A aquisição aceleraria a aposta da Amazon em competir com a SpaceX de Elon Musk e o seu serviço de internet orbital Starlink.
7 Abril 2026, 07h00

A Amazon está em negociações para adquirir o grupo de telecomunicações por satélite Globalstar, por nove mil milhões de dólares (8,6 mil milhões de euros), num acordo que reforçaria o esforço da gigante do comércio eletrónico para construir o seu próprio negócio de satélites em órbita terrestre baixa. Uma das principais complicações tem sido a participação de 20% da Apple na Globalstar, o que exige negociações entre a Amazon e a Apple.

A aquisição do grupo de satélites aceleraria a aposta da Amazon em competir com a SpaceX de Elon Musk e o seu serviço de internet orbital Starlink. De acordo com o “Financial Times” nenhum acordo foi ainda finalizado e as discussões podem mudar ou até fracassar.

Fundada em 1991, as ações da Globalstar dispararam nos últimos meses devido a especulações de aquisição, atingindo uma capitalização de mercado de cerca de nove mil milhões de dólares na quarta-feira passada. As ações subiram cerca de 230% no último ano, com os investidores a apostar que a empresa poderá tornar-se uma concorrente da SpaceX.
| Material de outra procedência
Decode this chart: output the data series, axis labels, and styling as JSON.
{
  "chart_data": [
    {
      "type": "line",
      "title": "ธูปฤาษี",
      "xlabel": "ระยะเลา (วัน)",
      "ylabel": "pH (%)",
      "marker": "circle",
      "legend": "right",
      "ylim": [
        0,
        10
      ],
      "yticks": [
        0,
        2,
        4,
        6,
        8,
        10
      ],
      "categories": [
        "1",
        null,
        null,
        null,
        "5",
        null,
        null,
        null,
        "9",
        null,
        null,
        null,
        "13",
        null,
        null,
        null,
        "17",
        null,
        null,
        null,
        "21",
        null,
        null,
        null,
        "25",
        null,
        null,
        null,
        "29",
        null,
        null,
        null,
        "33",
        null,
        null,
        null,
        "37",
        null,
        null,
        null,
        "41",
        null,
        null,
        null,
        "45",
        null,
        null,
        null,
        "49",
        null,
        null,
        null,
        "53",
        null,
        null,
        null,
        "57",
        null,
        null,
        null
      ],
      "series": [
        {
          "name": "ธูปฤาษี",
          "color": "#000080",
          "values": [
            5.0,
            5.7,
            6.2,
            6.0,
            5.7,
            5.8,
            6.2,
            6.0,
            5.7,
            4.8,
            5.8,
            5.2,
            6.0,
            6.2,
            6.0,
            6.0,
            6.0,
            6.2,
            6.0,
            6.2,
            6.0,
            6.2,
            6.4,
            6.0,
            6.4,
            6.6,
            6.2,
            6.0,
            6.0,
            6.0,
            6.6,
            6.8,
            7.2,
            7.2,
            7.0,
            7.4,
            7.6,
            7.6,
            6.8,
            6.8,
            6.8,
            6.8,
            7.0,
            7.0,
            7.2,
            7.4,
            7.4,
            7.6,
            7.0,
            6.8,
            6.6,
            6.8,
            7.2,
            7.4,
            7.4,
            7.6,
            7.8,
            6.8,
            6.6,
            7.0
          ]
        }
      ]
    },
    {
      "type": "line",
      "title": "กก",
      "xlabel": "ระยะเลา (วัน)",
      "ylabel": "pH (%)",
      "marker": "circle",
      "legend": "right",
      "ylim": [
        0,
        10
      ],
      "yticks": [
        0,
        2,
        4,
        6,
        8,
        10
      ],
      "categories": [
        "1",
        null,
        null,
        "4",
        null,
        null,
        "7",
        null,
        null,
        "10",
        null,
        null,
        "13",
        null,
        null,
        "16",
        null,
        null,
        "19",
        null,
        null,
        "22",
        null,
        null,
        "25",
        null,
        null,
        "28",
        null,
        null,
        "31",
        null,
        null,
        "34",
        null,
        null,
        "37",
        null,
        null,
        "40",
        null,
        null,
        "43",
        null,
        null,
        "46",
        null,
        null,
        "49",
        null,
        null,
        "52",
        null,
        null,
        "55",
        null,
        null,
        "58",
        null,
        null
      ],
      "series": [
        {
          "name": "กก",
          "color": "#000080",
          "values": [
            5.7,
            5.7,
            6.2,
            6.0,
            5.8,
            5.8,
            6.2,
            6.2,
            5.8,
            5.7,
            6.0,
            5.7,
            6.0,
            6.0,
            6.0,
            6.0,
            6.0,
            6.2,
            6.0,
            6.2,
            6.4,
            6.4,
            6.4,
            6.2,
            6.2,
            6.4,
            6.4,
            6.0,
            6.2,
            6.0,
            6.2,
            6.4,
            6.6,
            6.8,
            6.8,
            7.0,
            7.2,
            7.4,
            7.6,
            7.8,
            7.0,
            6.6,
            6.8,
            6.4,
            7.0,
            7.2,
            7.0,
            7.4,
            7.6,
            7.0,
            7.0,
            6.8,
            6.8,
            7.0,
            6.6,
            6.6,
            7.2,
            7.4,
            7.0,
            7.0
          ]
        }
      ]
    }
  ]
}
A Globalstar, com receitas anuais de 273 milhões de dólares, tem atraído interesse de vários outros potenciais compradores, à medida que empresas procuram construir as suas próprias constelações de satélites em órbita terrestre baixa, um segmento dominado pela Starlink.

A Apple investiu 1,5 mil milhões de dólares na Globalstar em 2024, adquirindo uma participação de 20% na empresa. Como parte do acordo, a Globalstar comprometeu-se a reservar 85% da capacidade da sua rede para a Apple, para envio de mensagens via satélite quando não há cobertura de rede móvel. A Amazon planeia ter cerca de 700 satélites no espaço até meados deste ano, mas afirmou que a falta de capacidade de lançamento está a dificultar a expansão do seu serviço.